Le domaine privé des personnes publiques comprend tout ce qui n’appartient pas à leur domaine public.
Que comprend précisément le domaine privé des personnes publiques et quelle règles en régissent la gestion ? Toutes les réponses maintenant.
Domaine privé des personnes publiques : définition
Les personnes publiques (État, collectivités territoriales et leurs groupements, établissements publics) possèdent un domaine public et un domaine privé.
Distinction domaine privé et domaine public
Le domaine privé comporte les biens qui ne relèvent pas du domaine public (article L2211-1 du Code général de la propriété des personnes publiques, CGPPP également appelé CG3P).

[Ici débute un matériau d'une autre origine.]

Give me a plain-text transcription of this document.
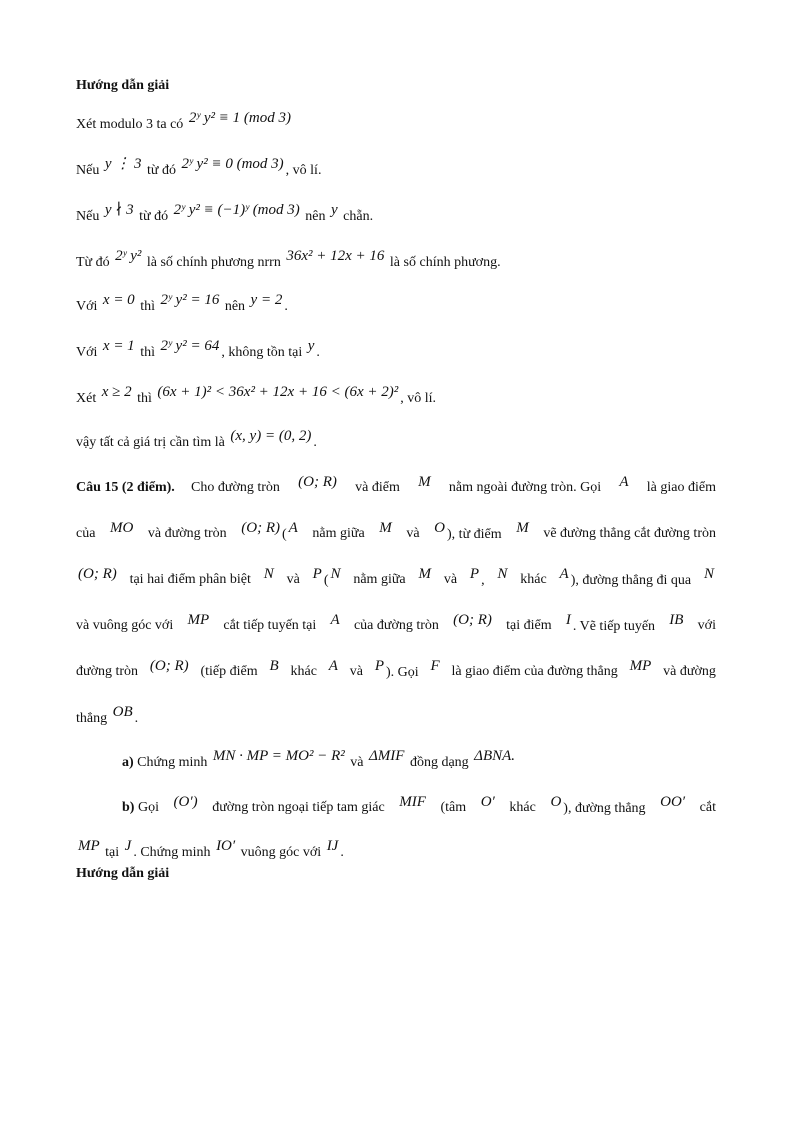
Hướng dẫn giải
Xét modulo 3 ta có 2ʸ y² ≡ 1 (mod 3)
Nếu y ⋮ 3 từ đó 2ʸ y² ≡ 0 (mod 3) , vô lí.
Nếu y ∤ 3 từ đó 2ʸ y² ≡ (−1)ʸ (mod 3) nên y chẵn.
Từ đó 2ʸ y² là số chính phương nrrn 36x² + 12x + 16 là số chính phương.
Với x = 0 thì 2ʸ y² = 16 nên y = 2 .
Với x = 1 thì 2ʸ y² = 64 , không tồn tại y .
Xét x ≥ 2 thì (6x + 1)² < 36x² + 12x + 16 < (6x + 2)² , vô lí.
vậy tất cả giá trị cần tìm là (x, y) = (0, 2) .
Câu 15 (2 điểm). Cho đường tròn (O; R) và điểm M nằm ngoài đường tròn. Gọi A là giao điểm
của MO và đường tròn (O; R) ( A nằm giữa M và O ), từ điểm M vẽ đường thẳng cắt đường tròn
(O; R) tại hai điểm phân biệt N và P ( N nằm giữa M và P , N khác A ), đường thẳng đi qua N
và vuông góc với MP cắt tiếp tuyến tại A của đường tròn (O; R) tại điểm I . Vẽ tiếp tuyến IB với
đường tròn (O; R) (tiếp điểm B khác A và P ). Gọi F là giao điểm của đường thẳng MP và đường
thẳng OB .
a) Chứng minh MN · MP = MO² − R² và ΔMIF đồng dạng ΔBNA.
b) Gọi (O′) đường tròn ngoại tiếp tam giác MIF (tâm O′ khác O ), đường thẳng OO′ cắt
MP tại J . Chứng minh IO′ vuông góc với IJ .
Hướng dẫn giải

Quatre catégories de biens du domaine privé
Le domaine privé comprend :
- les réserves foncières ;
- les biens immobiliers à usage de bureaux, sauf ceux qui forment un ensemble indivisible avec des biens immobiliers appartenant au domaine public ;
- les chemins ruraux ;
- les bois et forêts soumis au régime forestier (article L2212-1 du CG3P).
Gestion du domaine privé
Les biens qui appartiennent aux personnes publiques sont administrés et ne peuvent être aliénés (par exemple vendus) que dans les formes et suivant les règles qui leur sont particulières (article 537 du Code civil).

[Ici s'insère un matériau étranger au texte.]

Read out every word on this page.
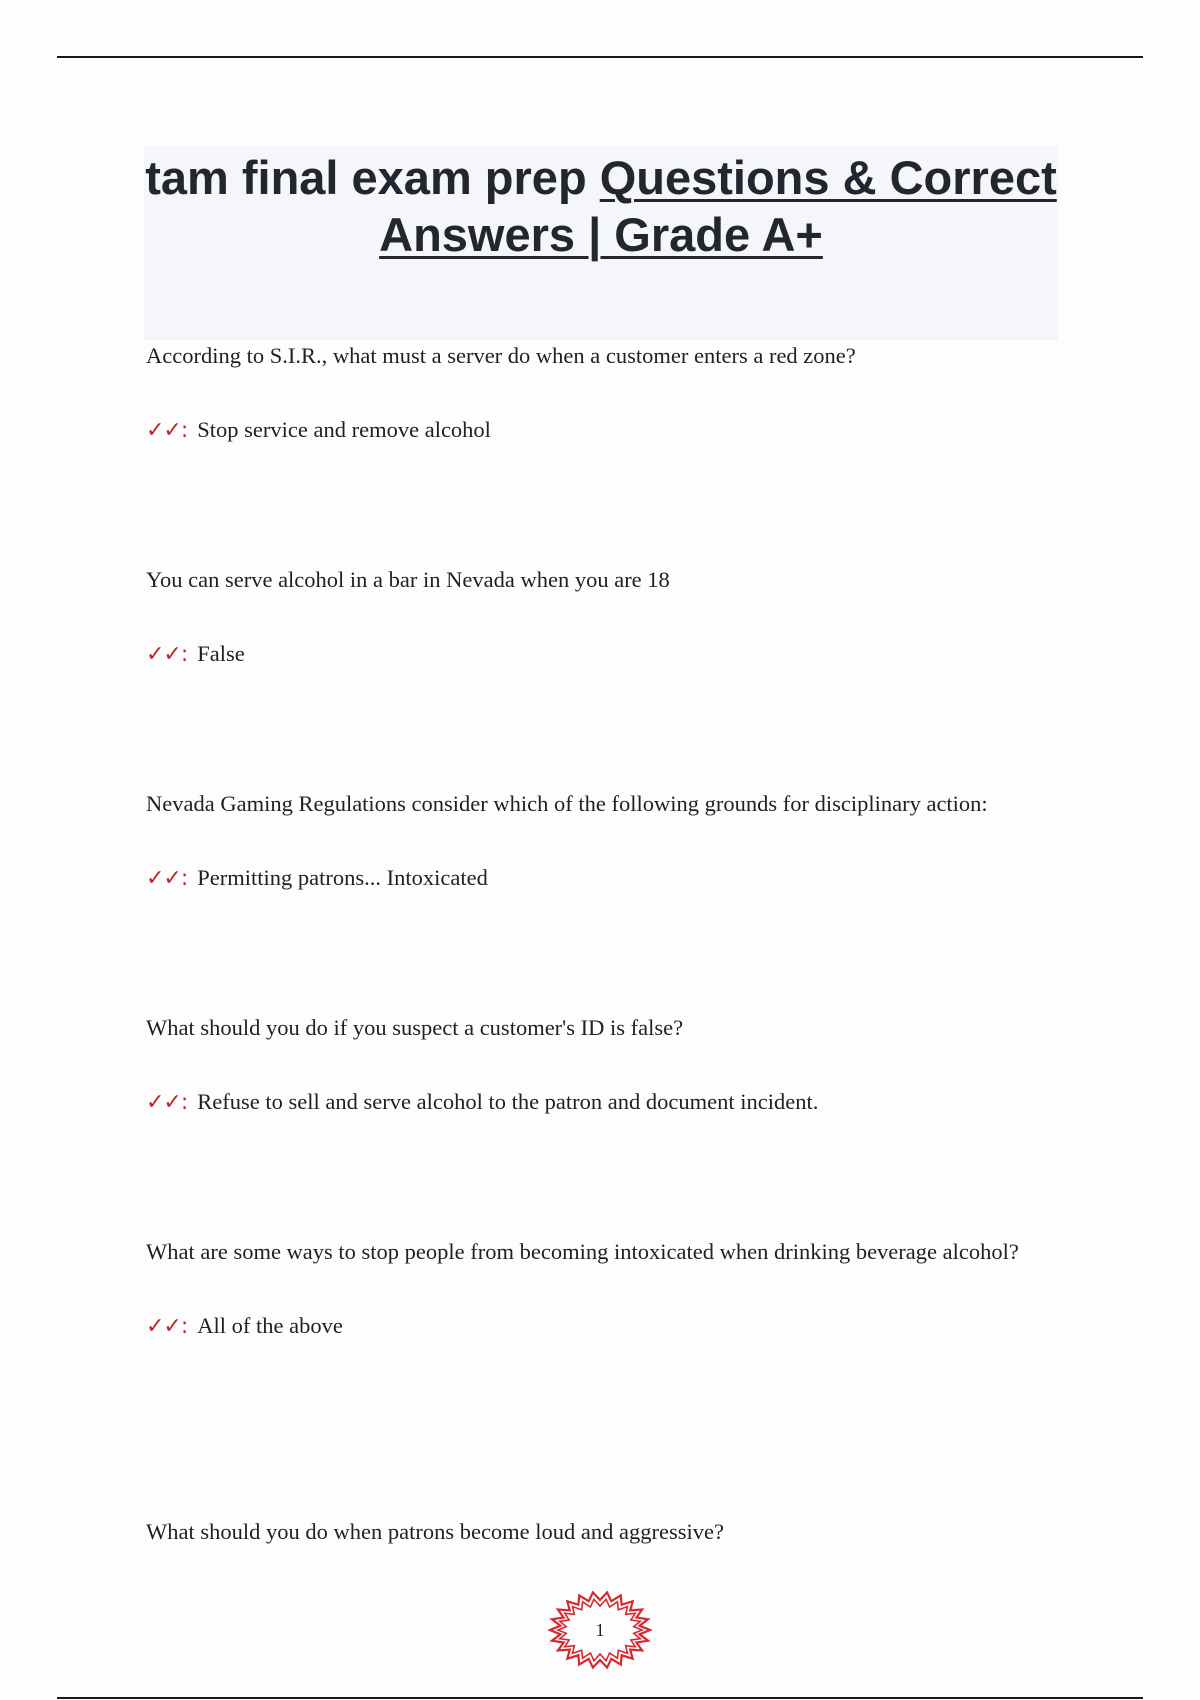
tam final exam prep Questions & Correct Answers | Grade A+

According to S.I.R., what must a server do when a customer enters a red zone?

✓✓: Stop service and remove alcohol

You can serve alcohol in a bar in Nevada when you are 18

✓✓: False

Nevada Gaming Regulations consider which of the following grounds for disciplinary action:

✓✓: Permitting patrons... Intoxicated

What should you do if you suspect a customer's ID is false?

✓✓: Refuse to sell and serve alcohol to the patron and document incident.

What are some ways to stop people from becoming intoxicated when drinking beverage alcohol?

✓✓: All of the above

What should you do when patrons become loud and aggressive?

1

Ainsi, les personnes publiques gèrent librement leur domaine privé selon les règles qui leur sont applicables (article L2221-1 du CG3P). Autrement dit, les personnes publiques doivent gérer leur domaine privé en respectant les règles édictées par le CG3P et le Code général des collectivités territoriales (CGCT).

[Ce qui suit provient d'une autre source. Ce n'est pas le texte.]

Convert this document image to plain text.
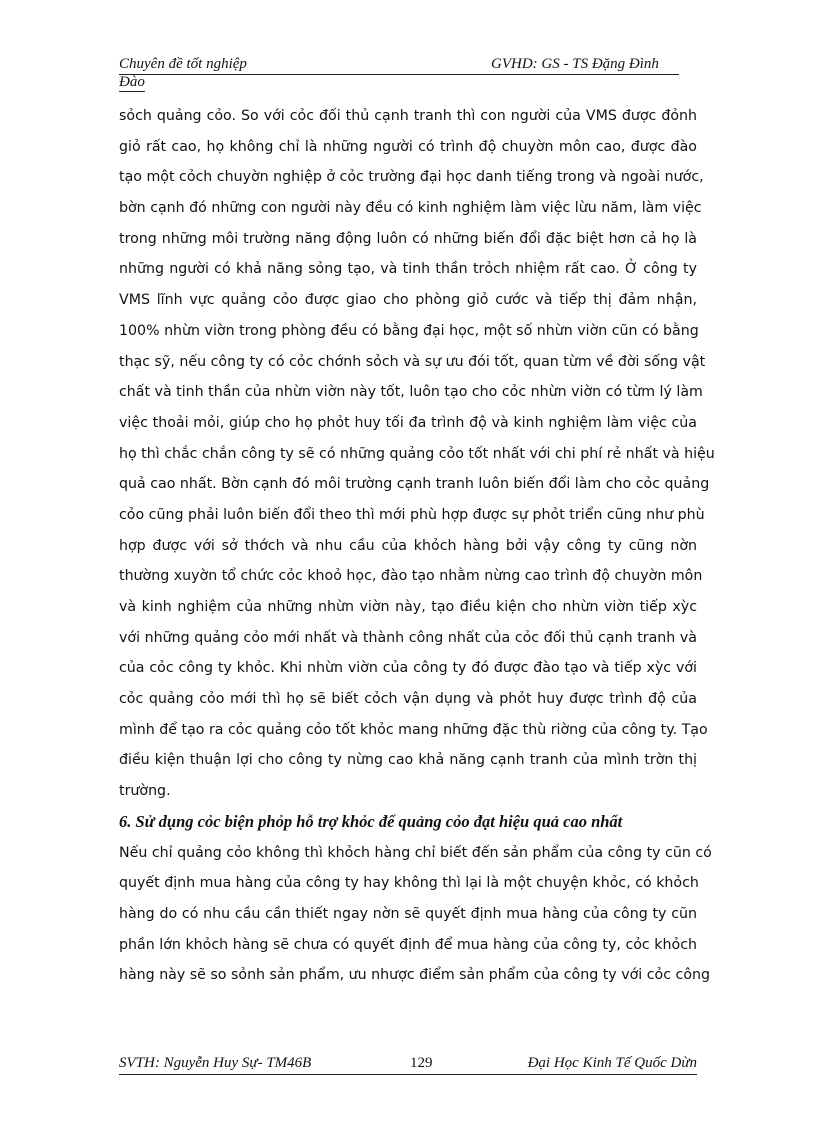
Chuyên đề tốt nghiệp	GVHD: GS - TS Đặng Đình
Đào
sỏch quảng cỏo. So với cỏc đối thủ cạnh tranh thì con người của VMS được đỏnh
giỏ rất cao, họ không chỉ là những người có trình độ chuyờn môn cao, được đào
tạo một cỏch chuyờn nghiệp ở cỏc trường đại học danh tiếng trong và ngoài nước,
bờn cạnh đó những con người này đều có kinh nghiệm làm việc lừu năm, làm việc
trong những môi trường năng động luôn có những biến đổi đặc biệt hơn cả họ là
những người có khả năng sỏng tạo, và tinh thần trỏch nhiệm rất cao. Ở công ty
VMS lĩnh vực quảng cỏo được giao cho phòng giỏ cước và tiếp thị đảm nhận,
100% nhừn viờn trong phòng đều có bằng đại học, một số nhừn viờn cũn có bằng
thạc sỹ, nếu công ty có cỏc chớnh sỏch và sự ưu đói tốt, quan từm về đời sống vật
chất và tinh thần của nhừn viờn này tốt, luôn tạo cho cỏc nhừn viờn có từm lý làm
việc thoải mỏi, giúp cho họ phỏt huy tối đa trình độ và kinh nghiệm làm việc của
họ thì chắc chắn công ty sẽ có những quảng cỏo tốt nhất với chi phí rẻ nhất và hiệu
quả cao nhất. Bờn cạnh đó môi trường cạnh tranh luôn biến đổi làm cho cỏc quảng
cỏo cũng phải luôn biến đổi theo thì mới phù hợp được sự phỏt triển cũng như phù
hợp được với sở thớch và nhu cầu của khỏch hàng bởi vậy công ty cũng nờn
thường xuyờn tổ chức cỏc khoỏ học, đào tạo nhằm nừng cao trình độ chuyờn môn
và kinh nghiệm của những nhừn viờn này, tạo điều kiện cho nhừn viờn tiếp xỳc
với những quảng cỏo mới nhất và thành công nhất của cỏc đối thủ cạnh tranh và
của cỏc công ty khỏc. Khi nhừn viờn của công ty đó được đào tạo và tiếp xỳc với
cỏc quảng cỏo mới thì họ sẽ biết cỏch vận dụng và phỏt huy được trình độ của
mình để tạo ra cỏc quảng cỏo tốt khỏc mang những đặc thù riờng của công ty. Tạo
điều kiện thuận lợi cho công ty nừng cao khả năng cạnh tranh của mình trờn thị
trường.
6. Sử dụng cỏc biện phỏp hỗ trợ khỏc để quảng cỏo đạt hiệu quả cao nhất
Nếu chỉ quảng cỏo không thì khỏch hàng chỉ biết đến sản phẩm của công ty cũn có
quyết định mua hàng của công ty hay không thì lại là một chuyện khỏc, có khỏch
hàng do có nhu cầu cần thiết ngay nờn sẽ quyết định mua hàng của công ty cũn
phần lớn khỏch hàng sẽ chưa có quyết định để mua hàng của công ty, cỏc khỏch
hàng này sẽ so sỏnh sản phẩm, ưu nhược điểm sản phẩm của công ty với cỏc công
SVTH: Nguyễn Huy Sự- TM46B	129	Đại Học Kinh Tế Quốc Dừn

Cession à titre onéreux de biens immobiliers
Quand ils ne sont plus utilisés par un service civil ou militaire de l’État ou par un établissement public de l’État, les immeubles du domaine privé de l’État peuvent être vendus (en respectant certaines conditions). Cependant, les biens immobiliers de l’État à usage de bureaux et faisant partie de son domaine privé peuvent être vendus même s’ils continuent à être utilisés par les services de l’État. Mais l’acte de vente doit comporter des clauses préservant la continuité du service public.
Concernant les collectivités territoriales, il existe des dispositions particulières.
Exemple :une commune de plus de 2 000 habitants ne peut céder un immeuble ou un droit réel immobilier que par délibération motivée du conseil municipal (article L2241-1 du Code général des collectivités territoriales, CGCT). Cette délibération doit porter sur les conditions de la vente et sur ses caractéristiques essentielles. De plus, le conseil municipal doit délibérer au vu d’un avis donné par l’État.
Par contre, en principe, les propriétés qui relèvent du domaine public des collectivités territoriales, de leurs établissements publics et de leurs groupements sont inaliénables et imprescriptibles (article L1311-1 du CGCT).
Cession à titre onéreux de biens mobiliers
Quand ils ne sont plus utilisés par un service civil ou militaire de l’État ou par un établissement public de l’État, les biens et droits mobiliers du domaine privé de l’État et de ses établissements publics peuvent être vendus (en respectant certaines conditions).
Mais l’État n’a pas le droit d’aliéner son domaine mobilier à titre gratuit (don) ou à un prix inférieur à la valeur vénale (article L3211-18 du CG3P).